Sage set down her fork. “As what?”

“As pack.” Maren’s smile was gentle. “Not as Declan’s mate or the intelligence specialist. Just as one of us. Family.”

The word hit harder than expected. Sage had lived inside grief and anger long enough that they’d left no room for connection. The idea of belonging to something again, of being claimed not by one person but by an entire community, made her throat tight.

“I don’t know the rituals.” Her voice scraped rough on it. “I might do it wrong.”

“Then we’ll teach you.” Maren reached across the table and squeezed her hand. “That’s what family does.”

Declan’s hand found Sage’s knee under the table.

“Okay.” Sage managed a smile. “Yes. I’d like that.”

Maren’s relief was visible. “Good. We’ll go over everything beforehand so you’re comfortable. No surprises, I promise.”

They finished lunch talking through ceremony details. Sage absorbed the information with the same focus she’d given the field logs, memorizing steps and responses until Maren laughed and told her to stop treating it like an exam.

“It’s about connection, not perfection.” Maren let her shoulders ease. “Just be present. The rest will follow.”

After lunch, she returned to the operations room alone and pulled the eastern sector reports.

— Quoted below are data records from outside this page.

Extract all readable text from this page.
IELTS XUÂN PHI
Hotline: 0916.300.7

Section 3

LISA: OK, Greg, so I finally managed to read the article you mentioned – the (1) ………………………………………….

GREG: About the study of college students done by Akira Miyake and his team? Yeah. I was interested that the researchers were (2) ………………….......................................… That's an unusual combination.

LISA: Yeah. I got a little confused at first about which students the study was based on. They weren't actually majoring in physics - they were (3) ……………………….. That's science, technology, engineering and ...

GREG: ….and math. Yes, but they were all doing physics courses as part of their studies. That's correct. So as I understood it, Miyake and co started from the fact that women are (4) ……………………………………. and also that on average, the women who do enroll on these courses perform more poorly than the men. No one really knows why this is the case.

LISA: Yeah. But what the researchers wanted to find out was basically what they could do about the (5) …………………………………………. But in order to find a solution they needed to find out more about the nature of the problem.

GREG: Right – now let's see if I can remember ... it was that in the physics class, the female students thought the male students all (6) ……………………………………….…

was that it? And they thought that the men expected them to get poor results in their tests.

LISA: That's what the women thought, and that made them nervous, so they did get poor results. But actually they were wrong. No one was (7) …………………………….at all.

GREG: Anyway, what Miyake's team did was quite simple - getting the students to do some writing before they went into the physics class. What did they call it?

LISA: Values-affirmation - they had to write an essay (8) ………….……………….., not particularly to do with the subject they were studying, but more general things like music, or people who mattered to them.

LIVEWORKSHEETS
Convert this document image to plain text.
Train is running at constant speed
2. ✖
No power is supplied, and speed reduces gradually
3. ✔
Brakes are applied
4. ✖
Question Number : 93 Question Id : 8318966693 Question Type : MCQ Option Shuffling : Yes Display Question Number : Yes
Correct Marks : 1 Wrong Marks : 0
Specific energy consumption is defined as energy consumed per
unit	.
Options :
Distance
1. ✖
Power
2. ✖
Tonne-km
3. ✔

Read them the way she read crime scenes. Not for what they said, but for what they didn’t.

Three of Nolan’s entries had the same clipped note. Eastern ridge, boot impressions, possible deer.

Deer didn’t leave boot impressions.

She charted the positions. Each one farther back from Blackridge’s boundary. Not withdrawing. Repositioning. They were learning where the patrols stopped looking.

Rhys appeared in the doorway. He crossed to the table without asking, favoring the leg he’d broken two winters back, and laid a chart beside hers.

“Every one of those kills sits inside the river corridor.” He tapped the cluster of markers. “Same ground Thornwood has been trying to claim for years.”

Overlaid on the new surveillance data, the kills weren’t just territorial markers. They were the opening move of a campaign still running.

Jace closed the door behind him. Read the room.

“How bad?”

“They’re still watching us.” She slid the chart toward him. “Three observation points since the rescue.”

Jace read the positions. Something behind his eyes went cold.

He set a folded paper on the table. “Declan brought this an hour ago. Runner from a neutral contact.”

Sage opened it. Three lines. Thornwood reaching out to allied packs. Building political support. Framing the failed kidnapping as Blackridge aggression on neutral ground.

“The kidnapping wasn’t the endgame.” She tapped the timeline.

Jace’s expression went very still. “Thornwood filed a territory claim on the river corridor the same year Mason died. Two months after.”

The room went quiet.

She didn’t need to re-map what she’d learned in the locked box. Chester had killed Mason. Random. Terrible. But Garrett had watched that death and seen opportunity. Five deliberate kills in exactly the territory he’d been trying to acquire. She’d carried those names for years.

“Their names go in the brief.” Steady. Controlled. “They deserve to be in the record as people. Not territorial markers. Someone needs to say their names.”

“Five murders tied to a land grab.” She picked up the pen. “The evidence standards are higher than anything we have yet.”

“We don’t have it. Not yet.” Jace’s voice was quiet. Absolute. “But when we do, Garrett answers for it.”

She straightened. “Not just him. All five of them deserve a case, not a footnote.”

“I can do that.” Sage straightened. “I’ll have a full counter-narrative inside a week.”

Jace gave a single nod. “Then get started.”

The compound was quiet around them. Wolves on watch.

Sage set down her pen.

Jace paused at the door. “This is exactly why we need you.”

He left. Rhys stood, winced once at the knee, and followed without a word.

Back to her records.

She could feel Declan from the cabin. Steady. Trusting.

She’d tell him in the morning. Tonight, she’d let him rest.

Sage pulled a fresh sheet of paper toward her and began to write.